C’est d’ailleurs une des raisons pour lesquelles elle entend faire valoir une question primordiale à ses yeux qui porte sur la validité des formations e-learning et des tests à distance en misant sur le fait qu’une « évaluation forfaitaire du temps passé » soit accepté par l’ACPR. En revanche, les compagnies d’assurances ne semblent pas prêtes à perdre la main sur le contenu et le contrôle de ces formations.

Quelle articulation Priip/DDA en matière de coût ?

Des efforts de coordination sont encore attendus, notamment sur la combinaison des textes Priip et DDA en matière d’information sur les coûts et les frais à porter à la connaissance des clients. « Un problème d’articulation entre ces textes existe, ils nécessitent en effet d’être affinés. Par exemple, on ne sait pas encore où va apparaître le coût du conseil, commente Pauline de Chatillon. Le délai supplémentaire dont devrait bénéficier la mise en œuvre du règlement Priip devrait permettre un alignement cohérent de ce texte avec DDA et MIF II. » Une telle mise en ligne sera bienvenue pour les spécialistes qui s’interrogent sur le rapprochement entre l’article 29-1 de la DDA et l’article 8f du règlement Priip.
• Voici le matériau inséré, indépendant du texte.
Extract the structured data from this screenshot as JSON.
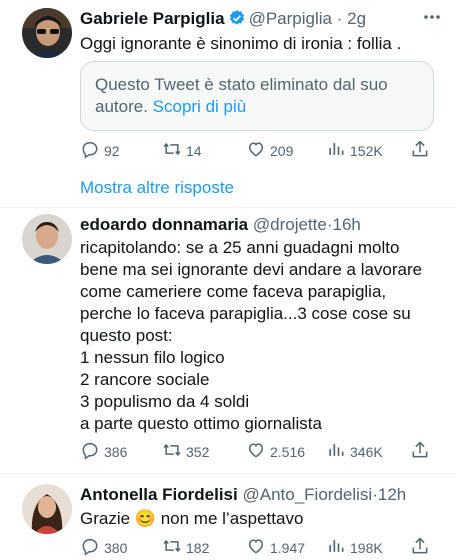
{
  "tweets": [
    {
      "name": "Gabriele Parpiglia",
      "handle": "@Parpiglia",
      "sep": "·",
      "time": "2g",
      "text_lines": [
        "Oggi ignorante è sinonimo di ironia : follia ."
      ],
      "quote": {
        "text": "Questo Tweet è stato eliminato dal suo autore.",
        "link": "Scopri di più"
      },
      "stats": {
        "replies": "92",
        "retweets": "14",
        "likes": "209",
        "views": "152K"
      }
    },
    {
      "name": "edoardo donnamaria",
      "handle": "@drojette",
      "sep": "·",
      "time": "16h",
      "text_lines": [
        "ricapitolando: se a 25 anni guadagni molto",
        "bene ma sei ignorante devi andare a lavorare",
        "come cameriere come faceva parapiglia,",
        "perche lo faceva parapiglia...3 cose cose su",
        "questo post:",
        "1 nessun filo logico",
        "2 rancore sociale",
        "3 populismo da 4 soldi",
        "a parte questo ottimo giornalista"
      ],
      "stats": {
        "replies": "386",
        "retweets": "352",
        "likes": "2.516",
        "views": "346K"
      }
    },
    {
      "name": "Antonella Fiordelisi",
      "handle": "@Anto_Fiordelisi",
      "sep": "·",
      "time": "12h",
      "text_before": "Grazie",
      "emoji": "😊",
      "text_after": "non me l’aspettavo",
      "stats": {
        "replies": "380",
        "retweets": "182",
        "likes": "1.947",
        "views": "198K"
      }
    }
  ],
  "show_more": "Mostra altre risposte",
  "colors": {
    "accent": "#1d9bf0",
    "secondary_text": "#536471",
    "border": "#cfd9de"
  },
  "icons": [
    "verified-badge-icon",
    "more-icon",
    "reply-icon",
    "retweet-icon",
    "like-icon",
    "views-icon",
    "share-icon"
  ]
}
Selon l’interprétation retenue, soit le distributeur serait contraint d’isoler les coûts de distribution – et mêmes ceux associés au conseil – au cas où le client demanderait une ventilation des coûts et des frais qui lui sont présentés sous forme agrégée. Soit seuls les coûts et les frais éventuellement facturés par l’intermédiaire au client seraient concernés au-delà du montant de la commission versée par l’assureur et déjà intégrée dans le document d’information clé.